• Hi, If you cannot get into the site, be sure to Contact Us. Please be advised that the app is no longer in use!

Duodenal Switch dumping

Cicca

New Member
Does anyone know why you don't get dumping with the DS? I don't think I'd cope with that. It's 3 years on now and apart from the restriction I have no side affects.
 
I've also just read that a 2 stage DS ie VSG first, then the malabsorption bit later on, isnt as effective as a DS from the beginning!:eek::eek: Its only anecdotal, but i'll copy it here anyway;

'Dr. Rabkin attended the SJ DS meeting last night. We had a great wide-ranging discussion, which at one point delved into the question of whether/why 2 part DSs are less effective. Rabkin acknowledged that, while there was NO study demonstrating this, and it is unlikely that there would be (I'm assuming because how do you match patients and assign them randomly into the two different groups?), it was his impression as a bariatric surgeon that this is true.

One possible explanation:

The sleeve gastrectomy part of the DS, which by restriction provides the primary weight loss benefit, of course and by design loses effectiveness over time.
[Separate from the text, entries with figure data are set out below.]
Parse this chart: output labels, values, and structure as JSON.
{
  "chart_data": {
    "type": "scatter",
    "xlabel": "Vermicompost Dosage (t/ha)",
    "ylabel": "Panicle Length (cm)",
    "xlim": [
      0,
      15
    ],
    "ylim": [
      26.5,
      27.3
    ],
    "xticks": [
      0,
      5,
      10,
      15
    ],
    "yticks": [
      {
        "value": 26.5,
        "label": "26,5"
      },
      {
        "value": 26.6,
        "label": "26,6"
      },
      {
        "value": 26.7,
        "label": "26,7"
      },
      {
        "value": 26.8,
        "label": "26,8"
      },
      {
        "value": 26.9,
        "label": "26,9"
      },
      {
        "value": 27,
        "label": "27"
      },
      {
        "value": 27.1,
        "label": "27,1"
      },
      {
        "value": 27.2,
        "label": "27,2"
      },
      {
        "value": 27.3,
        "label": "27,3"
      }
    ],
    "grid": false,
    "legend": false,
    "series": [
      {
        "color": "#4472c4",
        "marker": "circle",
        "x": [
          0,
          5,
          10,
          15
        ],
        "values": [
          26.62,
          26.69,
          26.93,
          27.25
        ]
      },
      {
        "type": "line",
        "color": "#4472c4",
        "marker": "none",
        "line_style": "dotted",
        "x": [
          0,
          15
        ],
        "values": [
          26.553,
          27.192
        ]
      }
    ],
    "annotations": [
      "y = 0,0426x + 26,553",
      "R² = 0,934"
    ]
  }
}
This weight loss, like all calorie restriction, causes the same undesirable metabolic changes as plain old fad diets - you dial down your metabolism. which thinks you are starving, and which remains at a lower pace (higher efficiency) thereafter - thus the "yo-yo dieted myself into morbid obesity" explanation for many of us ending up fat AND with slow and damaged metabolisms from years of dieting.

When you put the sleeve TOGETHER with the switch from the git-go, the metabolic changes (better insulin sensitivity being a big part) seems to ameliorate the slowed metabolism effect of the restriction - our metabolisms DON'T slow down in response to the calorie restriction. Thus, the synergism of doing the switch and sleeve together. As we lose the weight and our sleeves stretch out, the metabolism stays up and the malabsorption, especially of fat, helps maintain our weight loss despite eating satisfying calorie-dense food.

However, 2 part sleeves don't get this benefit. Their metabolisms adapt to the initial starvation diet and become slower and more efficient. By the time the switch is added, it cannot work as well in conjunction with the caloric restriction (which by this time is much less as well, due to sleeve stretching), and while it can help the patient maintain the prior weight loss, the patient is unlikely to lose much more, unless the sleeve is resleeved (a high risk procedure) and even then, the starting point is a further damaged metabolism.

Remember - non-MO people who get the switch as a stand-alone procedure for diabetes lose about 25 lbs at first, and then regain most of it.

THIS IS THEORY, AND HYPOTHETICAL. THERE IS NO DATA TO SUPPORT IT. However, Rabkin thinks this is not inconsistent with anecdotal reports.

But this makes me even more doubtful about the sleeve as a long-term weight loss solution for most MOs with underlying metabolic issues, especially diabetes.'
 
This makes me wonder about getting a VSG now, as, if it didnt keep the weight off long term, i thought i would have the option of the malabsorption operation later on! Oh well, i suppose it is only anecdotal.
 
Here is the answer;

With the DS; About 70% of the outer curvature of the stomach is removed which reduces the amount of food you can eat. The stomach retains normal function, the pylorus continues to control food moving from the stomach into the intestine, and as a result DS patients do not experience "dumping".

With the RNY; A pouch is created at the top part of the stomach to restrict the amount of food you can eat. The bottom part of the stomach that is no longer used is called the "blind" stomach. Food passes through the anastamosis (connection), or stoma, created between the pouch and the small intestine, which is deliberately made quite narrow to keep food in the pouch longer, thus making you feel fuller longer. The pylorus is at the bottom of the "blind" stomach and is no longer used to control food moving into the intestine. For some patients, food with a high sugar or fat content hits the small intestine rapidly causing "dumping".
 
This is very interesting: having had the POSE procedure (which is endoscopic reduction of the stomach/fundus) I told my surgeon that I was still experiencing the same level of hunger as prior to surgery. He mentioned something about sugar/insulin production in connection with the fact that I'd been 'filling up' on fat free yogurts. This went over my head at the time but I'm now wondering if there's a relationship between this and the pyloric sphincter and insuling production etc.
This is stuff that I'd like to know - albeit at a very basic level but one which I can understand.
Thank you so much for that information.
x
 
You're welcome Lynda, glad it was useful to someone! I've been following the POSE thread, as i was considering it, but i dont think it would work for me as my bmi is too high. You're doing well though!
 
I haven't read all the responses well enough, however I think I disagree. I lost 10 stone with the sleeve alone and a further 8 stone with the procedure combined. I haven't put a single lb on in over a year, having maintained a stable weight. I don't diet at all, I make better choices but mostly forget I ever had a weight problem.
 
Wannabeminime is right. [I've never dumped in 6 years & don't really know a DSer who has]. It's the pylorus.